To use any of the things you install into that environment, you just enter that environment (with a command), and invoke the commands as if they’re already in your $PATH (but they aren’t!). If you’re outside of this conda environment, you cannot invoke these programs because as far as your system is concerned, they were never really installed onto the system. Even better, you can likely find what you need through bioconda or conda-forge, super convenient “channels” that have many bioinformatics programs ready available for simple installation without the insanity of compiling. On a linux system, the conda stuff (environments, software you install, etc.) all live in a simple folder at home/<user>/.conda and you can browse through it without any fuss.

Using conda

Let’s use a real-world example of installing the genome assembler DBG2OLC, whose dependencies are things like blasr hstlib hdf5 sparc sparseassembler and what seems like a million other things. The real monster of the bunch is blasr which has a dated installer (thanks, PacBio) using python2 and wont compile because the configuration parameters use calls that are deprecated in python3 (which pretty much every system has installed and is used by default with some exceptions). The short of it is, without a lot of intervention, this will absolutely not compile, and you won’t assemble genomes. But, all of those things are readily available through bioconda, so let’s install it through that. When in doubt, check the Anaconda Cloud if the software you’re looking for has an installation recipe!
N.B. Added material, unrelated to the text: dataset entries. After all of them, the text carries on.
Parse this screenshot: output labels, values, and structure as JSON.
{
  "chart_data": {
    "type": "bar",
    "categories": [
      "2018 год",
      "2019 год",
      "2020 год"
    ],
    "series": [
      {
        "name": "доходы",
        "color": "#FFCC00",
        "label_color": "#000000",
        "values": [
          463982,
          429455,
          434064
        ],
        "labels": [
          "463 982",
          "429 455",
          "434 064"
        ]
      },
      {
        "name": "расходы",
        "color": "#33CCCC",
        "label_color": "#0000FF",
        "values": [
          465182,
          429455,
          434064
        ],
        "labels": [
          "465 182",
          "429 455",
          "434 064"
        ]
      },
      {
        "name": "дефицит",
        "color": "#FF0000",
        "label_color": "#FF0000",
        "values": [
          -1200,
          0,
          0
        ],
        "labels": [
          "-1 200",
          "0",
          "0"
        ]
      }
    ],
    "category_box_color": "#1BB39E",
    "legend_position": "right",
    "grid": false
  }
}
Let’s create a conda environment called assemblers

conda create --name assemblers

create creates the environment
--name (or -n) gives that environment a name, which for us is assemblers

Then we activate the environment and begin installing stuff

conda activate assemblers
conda install -c bioconda blasr

-c calls up a “channel”, which for us is bioconda
the last part, blasr is the software we want to install (from bioconda) into the environment

Then you’ll install the rest of the stuff you need in there

conda install -c bioconda sparc sparseassembler dbg2olc abyss pbdagcon

Then, just call up what you need (while in your environment) as though it’s been installed on your system proper, and that’s it!

Using conda on an HPC

The HPC works a little differently than our workstations. Mainly, instead of inputting a command, pressing enter and the job running, the HPC takes “job scripts” and decides when and how to run them depending on the amount of resources other users are using at that time. For the most part, the only change in your basic computer work would be the addition of a header to your scripts that the scheduler parses, but if you are relying on conda environments, then you need to do a little extra. Your script will need to include (depending on the version of conda you are using):

source activate <conda_env>  #anaconda2

conda activate <conda env>  # anaconda3

before any other commands in your job file.